Charles Haddon Spurgeon tops virtually every list of the most famous and influential preachers of the English-speaking world. More than a century after his death, thousands of his sermons remain in print and in demand. What can explain the power and substance of this ministry?

Spurgeon was, it must be granted, a particularly effective preacher. His voice was often described as "silvery" in its effect and intonation. His voice was powerful enough to be heard clearly by as many as 20,000 persons without amplification. His voice was heard by an estimated 10 million persons during his ministry--all before the invention of radio and television.

Once, when testing the acoustics of London's spacious Agricultural Hall, Spurgeon shouted, "Behold the Lamb of God which taketh away the sins of the world." A workman was later to tell Spurgeon that he had heard the words while working in the rafters, and had been led to faith in Christ.

As described by Harwood Pattison, "His voice was a powerful organ. Its first note, while it filled with ease the largest room, was so personal that each one of his hearers seemed to be especially addressed. . . . It was clarion in its powers to arouse, and lacked only a pathetic note to make it perfect."

Pulpit Appeal

But Spurgeon's voice, though unique, was not the secret of his pulpit power. A great many other Victorian divines were blessed with powerful voiceboxes and gifts of inflection.

The popular appeal of Spurgeon's preaching could be traced, in part, to his unique method of crafting messages which were at once both rich in substance and clear in presentation. Spurgeon rejected the highbrow elegance of the aristocratic Victorians and preached using popular language and directness. He used illustrations from everyday life and current events, rather than the literary allusions common in Victorian sermons.

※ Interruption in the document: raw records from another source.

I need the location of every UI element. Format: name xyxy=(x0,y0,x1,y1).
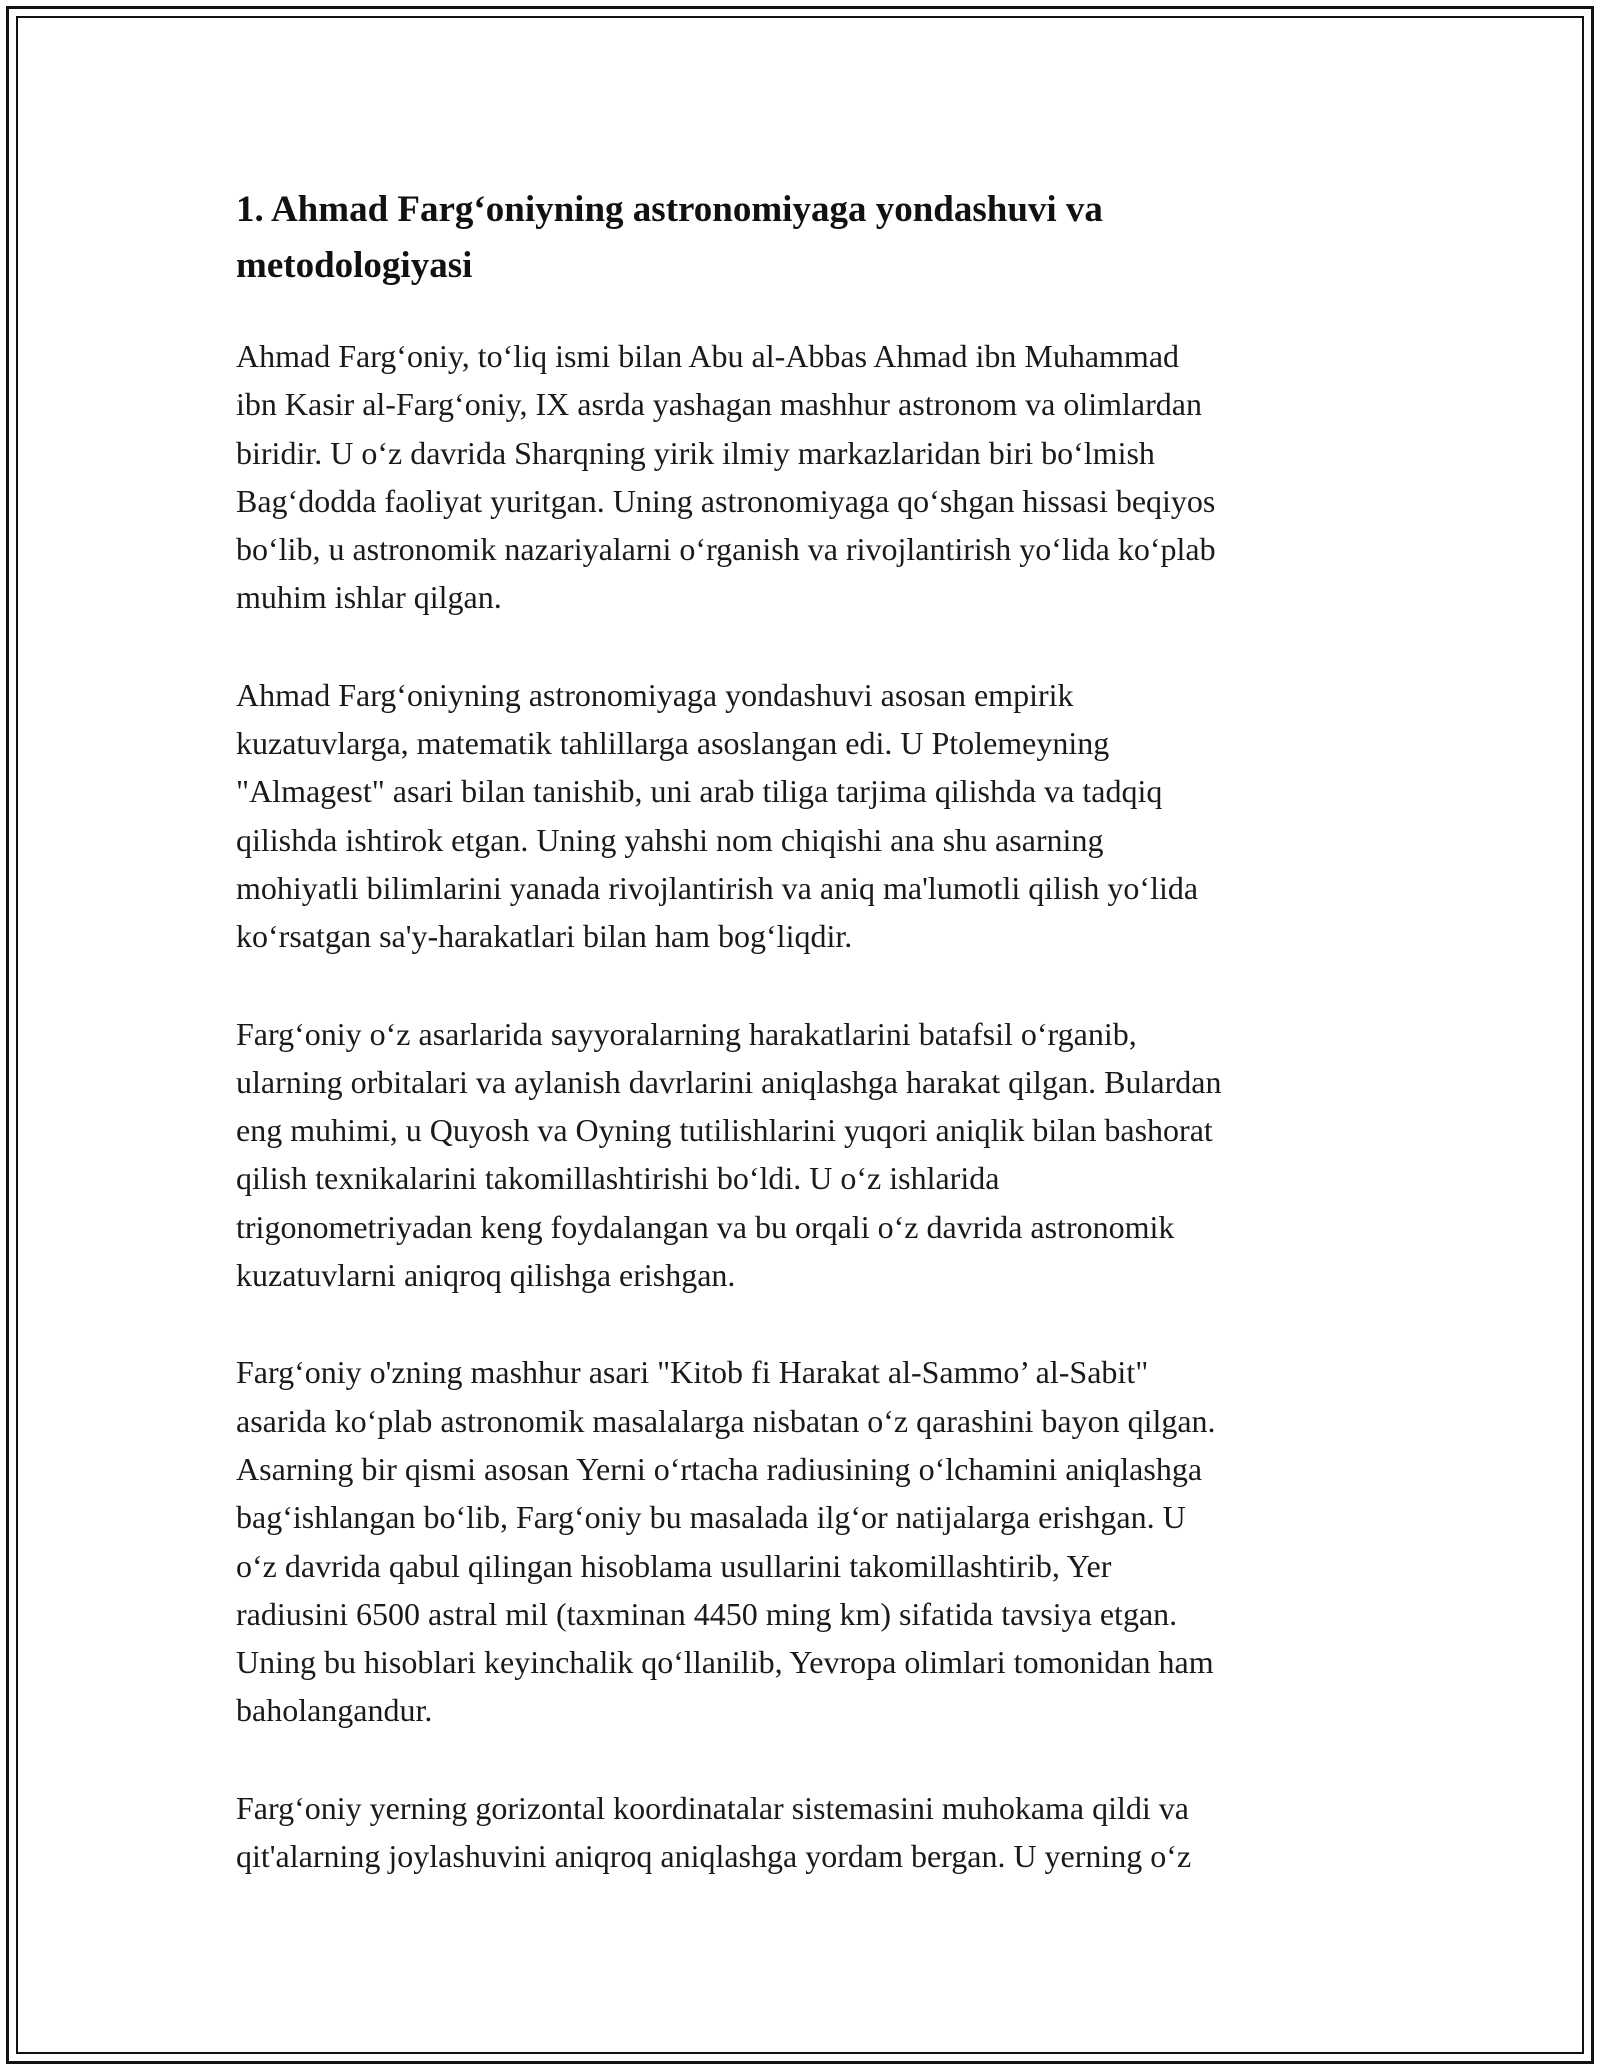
text-line: Ahmad Farg‘oniy, to‘liq ismi bilan Abu al-Abbas Ahmad ibn Muhammad xyxy=(236,338,1180,374)
text-line: eng muhimi, u Quyosh va Oyning tutilishlarini yuqori aniqlik bilan bashorat xyxy=(236,1112,1213,1149)
paragraph-intro xyxy=(236,332,1372,622)
section-heading xyxy=(236,182,1372,294)
text-line: radiusini 6500 astral mil (taxminan 4450 ming km) sifatida tavsiya etgan. xyxy=(236,1595,1178,1632)
text-line: "Almagest" asari bilan tanishib, uni arab tiliga tarjima qilishda va tadqiq xyxy=(236,773,1163,810)
paragraph-kitob xyxy=(236,1348,1372,1734)
text-line: kuzatuvlarga, matematik tahlillarga asoslangan edi. U Ptolemeyning xyxy=(236,725,1110,762)
text-line: bo‘lib, u astronomik nazariyalarni o‘rganish va rivojlantirish yo‘lida ko‘plab xyxy=(236,531,1216,568)
text-line: kuzatuvlarni aniqroq qilishga erishgan. xyxy=(236,1257,736,1294)
text-line: Asarning bir qismi asosan Yerni o‘rtacha radiusining o‘lchamini aniqlashga xyxy=(236,1450,1203,1487)
text-line: Farg‘oniy o‘z asarlarida sayyoralarning harakatlarini batafsil o‘rganib, xyxy=(236,1015,1137,1052)
text-line: Farg‘oniy o'zning mashhur asari "Kitob fi Harakat al-Sammo’ al-Sabit" xyxy=(236,1354,1149,1391)
text-line: Ahmad Farg‘oniyning astronomiyaga yondashuvi asosan empirik xyxy=(236,676,1074,713)
text-line: biridir. U o‘z davrida Sharqning yirik ilmiy markazlaridan biri bo‘lmish xyxy=(236,434,1155,471)
text-line: ko‘rsatgan sa'y-harakatlari bilan ham bog‘liqdir. xyxy=(236,918,853,955)
text-line: baholangandur. xyxy=(236,1692,433,1729)
text-line: muhim ishlar qilgan. xyxy=(236,579,502,616)
text-line: qilishda ishtirok etgan. Uning yahshi nom chiqishi ana shu asarning xyxy=(236,821,1104,858)
section-heading-line: metodologiyasi xyxy=(236,245,473,286)
paragraph-planets xyxy=(236,1010,1372,1300)
text-line: qilish texnikalarini takomillashtirishi bo‘ldi. U o‘z ishlarida xyxy=(236,1160,1000,1197)
text-line: asarida ko‘plab astronomik masalalarga nisbatan o‘z qarashini bayon qilgan. xyxy=(236,1402,1216,1439)
text-line: mohiyatli bilimlarini yanada rivojlantirish va aniq ma'lumotli qilish yo‘lida xyxy=(236,869,1199,906)
text-line: bag‘ishlangan bo‘lib, Farg‘oniy bu masalada ilg‘or natijalarga erishgan. U xyxy=(236,1499,1186,1536)
section-heading-line: 1. Ahmad Farg‘oniyning astronomiyaga yondashuvi va xyxy=(236,189,1103,230)
text-line: ularning orbitalari va aylanish davrlarini aniqlashga harakat qilgan. Bulardan xyxy=(236,1063,1222,1100)
paragraph-approach xyxy=(236,671,1372,961)
text-line: qit'alarning joylashuvini aniqroq aniqlashga yordam bergan. U yerning o‘z xyxy=(236,1838,1192,1875)
paragraph-coordinates xyxy=(236,1784,1372,1881)
text-line: Farg‘oniy yerning gorizontal koordinatalar sistemasini muhokama qildi va xyxy=(236,1789,1189,1826)
document-body xyxy=(236,182,1372,1929)
text-line: trigonometriyadan keng foydalangan va bu orqali o‘z davrida astronomik xyxy=(236,1208,1175,1245)
text-line: o‘z davrida qabul qilingan hisoblama usullarini takomillashtirib, Yer xyxy=(236,1547,1112,1584)
text-line: ibn Kasir al-Farg‘oniy, IX asrda yashagan mashhur astronom va olimlardan xyxy=(236,386,1202,423)
text-line: Uning bu hisoblari keyinchalik qo‘llanilib, Yevropa olimlari tomonidan ham xyxy=(236,1644,1214,1681)
text-line: Bag‘dodda faoliyat yuritgan. Uning astronomiyaga qo‘shgan hissasi beqiyos xyxy=(236,482,1216,519)
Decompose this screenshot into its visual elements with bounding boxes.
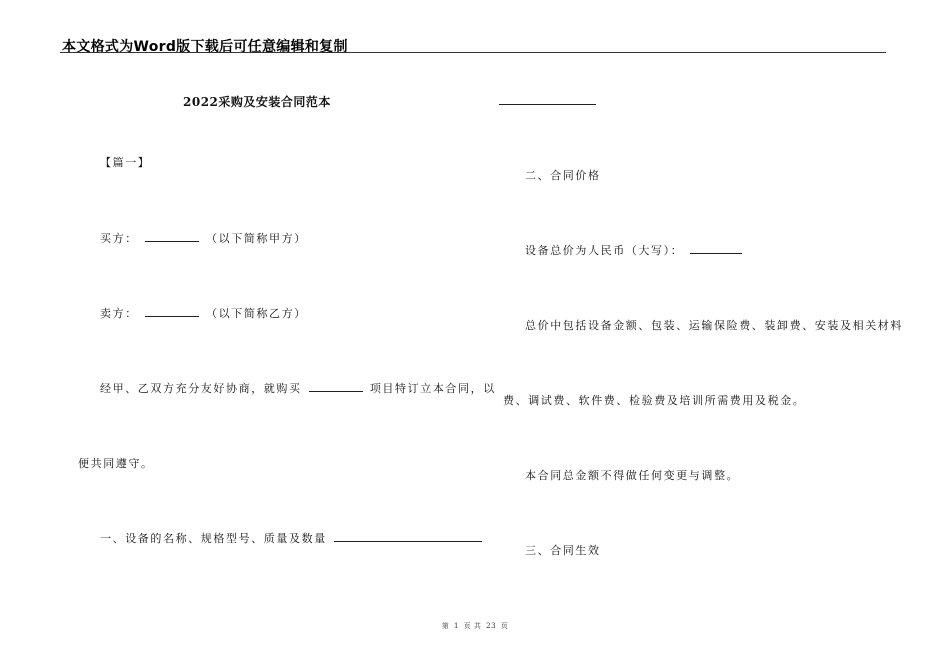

This approach had an immediate impact in London, starved for relevant preaching. "Not for a long time," one observer noted, "had a prominent preacher condescended to preach the simple gospel in plain English, free from classical quotations and over-burdened rhetoric." Spurgeon instructed his student preachers to read the Bible and the newspaper side-by-side, and he was a keen observer of his culture. Current events, he urged, illustrated timeless truths.

Spurgeon's popular style won him both friends and enemies. Much of the response fell along class lines. Spurgeon came to prominence in London as the industrial revolution was in full sway. A new middle class of entrepreneurs, shopkeepers, and managers was emerging, and those persons found Spurgeon's preaching compelling and understandable. They flocked to his services, joined by representatives of both the poor and the aristocratic.

After observing the young Spurgeon, James Grant wrote in the Morning Advertiser that Spurgeon "has evidently made George Whitefield his model, and, like that unparalleled preacher, that prince of pulpit orators, is very fond of striking apostrophes."

Others were less taken with Spurgeon's approach. Older, more established ministers found the young upstart uncultured, at least in terms of current literature and classical references. Cartoons in the popular press portrayed Spurgeon as a young dynamo upsetting the comfort of the ensconced pulpit orators.

Spurgeon was, in fact, accused of theatrical tactics and manipulation. But, no less than Helmut Thielicke, who observed Nazi propaganda and manipulation first-hand, absolved Spurgeon of such methods. "Charles Haddon Spurgeon . . . was still unaware of the wiles of propaganda . . . He worked only through the power of the Word which created its own hearers and changed souls."

Vulgar Style?

Spurgeon spoke with unusual directness and used references to everyday life. The Ipswich Express described Spurgeon's preaching as "redolent of bad taste, vulgar, and theatrical." But his style was vulgar only by the standards of Victorian aristocrats. For the remainder of Londoners, what the aristocracy described as "vulgar" was the stuff of everyday life.